Three U.S. senators are demanding that Google account for the company’s reported efforts to obtain the health records of millions of Americans without their awareness or consent.
Senators Richard Blumenthal (D-Conn.), Bill Cassidy (R-La.) and Elizabeth Warren (D-Mass.) wrote a letter to Google this week in response to a Wall Street Journal piece published earlier this month that detailed Project Nightingale—a business partnership that began in secret last year—in which the tech giant has been reportedly developing and managing the infrastructure of healthcare provider Ascension.
“We write with concern over reports that Ascension has entered into a partnership that provides Google with the health records of tens of millions of Americans without their awareness or consent,” states the letter. “Health information and records of medical care are exceptionally sensitive information that, when mishandled, expose patients to embarrassment, discrimination, exploitation and other harms. Based on prior privacy violations and security failures from the company, we have substantial concerns about how Google will handle patient data and use health records for other purposes.”
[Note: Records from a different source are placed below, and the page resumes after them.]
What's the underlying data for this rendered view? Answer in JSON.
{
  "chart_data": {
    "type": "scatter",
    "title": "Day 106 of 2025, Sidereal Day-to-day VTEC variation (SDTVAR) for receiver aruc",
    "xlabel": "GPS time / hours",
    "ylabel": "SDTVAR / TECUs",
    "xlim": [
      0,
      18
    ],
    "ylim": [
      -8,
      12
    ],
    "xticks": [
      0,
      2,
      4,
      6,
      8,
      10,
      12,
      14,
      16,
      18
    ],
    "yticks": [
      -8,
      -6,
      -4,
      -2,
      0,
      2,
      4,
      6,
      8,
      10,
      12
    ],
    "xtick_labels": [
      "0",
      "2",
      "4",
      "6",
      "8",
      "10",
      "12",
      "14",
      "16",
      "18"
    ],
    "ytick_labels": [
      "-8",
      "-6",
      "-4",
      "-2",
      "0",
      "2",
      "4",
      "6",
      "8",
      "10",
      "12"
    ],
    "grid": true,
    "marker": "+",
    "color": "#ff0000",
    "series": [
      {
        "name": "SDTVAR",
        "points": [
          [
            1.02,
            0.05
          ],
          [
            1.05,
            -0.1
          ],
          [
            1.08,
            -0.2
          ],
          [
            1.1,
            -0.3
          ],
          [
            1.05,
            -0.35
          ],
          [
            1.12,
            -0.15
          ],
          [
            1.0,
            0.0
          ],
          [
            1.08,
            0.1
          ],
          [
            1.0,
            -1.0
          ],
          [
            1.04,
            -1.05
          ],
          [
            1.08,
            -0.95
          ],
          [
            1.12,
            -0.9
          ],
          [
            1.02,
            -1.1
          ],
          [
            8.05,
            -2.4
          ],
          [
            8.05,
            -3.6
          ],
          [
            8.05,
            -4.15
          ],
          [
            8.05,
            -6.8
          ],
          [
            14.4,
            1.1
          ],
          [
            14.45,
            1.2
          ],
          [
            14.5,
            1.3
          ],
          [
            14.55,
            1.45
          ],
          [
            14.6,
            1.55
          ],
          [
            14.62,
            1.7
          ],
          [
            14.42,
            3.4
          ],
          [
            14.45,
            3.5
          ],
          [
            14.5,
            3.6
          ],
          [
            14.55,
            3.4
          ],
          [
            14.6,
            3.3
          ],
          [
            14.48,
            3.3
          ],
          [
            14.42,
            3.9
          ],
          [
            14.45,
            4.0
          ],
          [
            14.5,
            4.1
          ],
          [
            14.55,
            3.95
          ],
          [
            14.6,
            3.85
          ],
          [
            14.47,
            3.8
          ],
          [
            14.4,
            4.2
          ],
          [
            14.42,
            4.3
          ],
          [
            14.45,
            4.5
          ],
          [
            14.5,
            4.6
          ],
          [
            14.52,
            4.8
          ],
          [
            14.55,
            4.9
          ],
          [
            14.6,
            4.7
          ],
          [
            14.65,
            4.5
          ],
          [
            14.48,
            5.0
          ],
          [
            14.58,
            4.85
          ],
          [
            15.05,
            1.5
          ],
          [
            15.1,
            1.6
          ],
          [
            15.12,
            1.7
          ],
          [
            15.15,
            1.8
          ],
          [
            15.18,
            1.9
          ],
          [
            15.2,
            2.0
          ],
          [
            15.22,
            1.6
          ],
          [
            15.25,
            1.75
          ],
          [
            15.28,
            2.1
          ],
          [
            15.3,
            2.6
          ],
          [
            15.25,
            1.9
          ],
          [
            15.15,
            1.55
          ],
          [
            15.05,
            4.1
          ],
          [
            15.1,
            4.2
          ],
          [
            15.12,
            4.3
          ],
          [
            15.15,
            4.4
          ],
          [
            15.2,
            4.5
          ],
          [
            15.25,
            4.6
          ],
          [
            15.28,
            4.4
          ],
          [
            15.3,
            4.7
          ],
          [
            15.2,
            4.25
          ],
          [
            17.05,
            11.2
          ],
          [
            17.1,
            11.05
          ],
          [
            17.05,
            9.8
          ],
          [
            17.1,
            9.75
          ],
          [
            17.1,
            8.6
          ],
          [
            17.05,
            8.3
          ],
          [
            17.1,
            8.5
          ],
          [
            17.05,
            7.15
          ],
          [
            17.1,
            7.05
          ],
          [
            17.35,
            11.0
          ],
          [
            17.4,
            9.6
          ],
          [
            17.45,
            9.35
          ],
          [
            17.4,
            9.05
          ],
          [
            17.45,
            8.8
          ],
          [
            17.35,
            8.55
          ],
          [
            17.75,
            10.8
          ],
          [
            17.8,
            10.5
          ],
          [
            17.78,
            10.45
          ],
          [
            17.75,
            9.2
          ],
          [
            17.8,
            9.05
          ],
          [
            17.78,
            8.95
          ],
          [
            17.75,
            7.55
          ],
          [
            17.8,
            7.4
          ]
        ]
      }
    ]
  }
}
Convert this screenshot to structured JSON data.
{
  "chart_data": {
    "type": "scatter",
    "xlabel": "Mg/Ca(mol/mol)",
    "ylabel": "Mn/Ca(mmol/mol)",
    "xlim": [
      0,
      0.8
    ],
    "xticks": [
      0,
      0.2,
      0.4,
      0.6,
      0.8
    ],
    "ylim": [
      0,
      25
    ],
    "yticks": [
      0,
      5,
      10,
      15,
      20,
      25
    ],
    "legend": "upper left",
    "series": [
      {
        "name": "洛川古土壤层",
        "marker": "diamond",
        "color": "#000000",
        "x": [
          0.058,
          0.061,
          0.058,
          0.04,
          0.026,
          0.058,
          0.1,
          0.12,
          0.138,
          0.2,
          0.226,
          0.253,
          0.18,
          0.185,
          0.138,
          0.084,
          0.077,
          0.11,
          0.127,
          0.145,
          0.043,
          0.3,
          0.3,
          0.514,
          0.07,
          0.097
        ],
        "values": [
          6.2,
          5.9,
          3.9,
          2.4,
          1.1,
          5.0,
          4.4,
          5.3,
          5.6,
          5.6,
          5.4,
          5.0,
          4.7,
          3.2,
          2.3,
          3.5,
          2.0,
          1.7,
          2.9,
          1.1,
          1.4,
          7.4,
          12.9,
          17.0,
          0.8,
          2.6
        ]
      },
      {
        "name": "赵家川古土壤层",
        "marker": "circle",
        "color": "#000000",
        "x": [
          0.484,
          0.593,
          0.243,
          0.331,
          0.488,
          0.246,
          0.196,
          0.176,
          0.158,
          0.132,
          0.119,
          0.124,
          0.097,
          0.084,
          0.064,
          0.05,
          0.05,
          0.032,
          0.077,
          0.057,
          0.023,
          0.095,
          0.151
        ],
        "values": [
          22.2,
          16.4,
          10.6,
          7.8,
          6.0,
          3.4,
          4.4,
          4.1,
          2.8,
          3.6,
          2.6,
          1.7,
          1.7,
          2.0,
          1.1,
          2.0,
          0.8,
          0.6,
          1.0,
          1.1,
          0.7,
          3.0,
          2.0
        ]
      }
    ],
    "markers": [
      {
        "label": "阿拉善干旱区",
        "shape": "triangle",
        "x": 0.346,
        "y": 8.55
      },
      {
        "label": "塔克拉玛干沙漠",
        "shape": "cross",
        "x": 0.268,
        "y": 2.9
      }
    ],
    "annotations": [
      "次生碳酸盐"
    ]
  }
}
The three senators demand that Google provide answers to 17 questions raised in their letter on how such a vast amount of private, personal health data was surreptitiously collected, as well as how the company plans to use it. They want a written response from the company by December 6.
“Access to tens of millions of patient records provides Google with an immense resource to build artificial intelligence systems and other tools that could be used elsewhere in the health sector and advertising markets,” warn the senators. “Reports of Google’s collection of personal health data raise additional red flags in light of recent news that Google is attempting to acquire FitBit, amidst a federal antitrust investigation.”
However, Google insists that its partnership with Ascension adheres to strict regulations on the handling patient data.
“Our business associate agreement with Ascension ensures their patient data cannot be used for any other purpose than for providing our services—this means it’s never used for advertising,” wrote Head of Google Health David Feinberg, MD, in a blog post on Wednesday.
“To ensure that our tools are safe for Ascension doctors and nurses treating real patients, members of our team might come into contact with identifiable patient data,” added Feinberg. “Because of this, we have strict controls for the limited Google employees who handle such data.”
While a limited number of screened and qualified Google staff may be exposed to real data, according to Feinberg these employees undergo HIPAA and medical ethics training—and, they are “individually and explicitly approved by Ascension for a limited time.”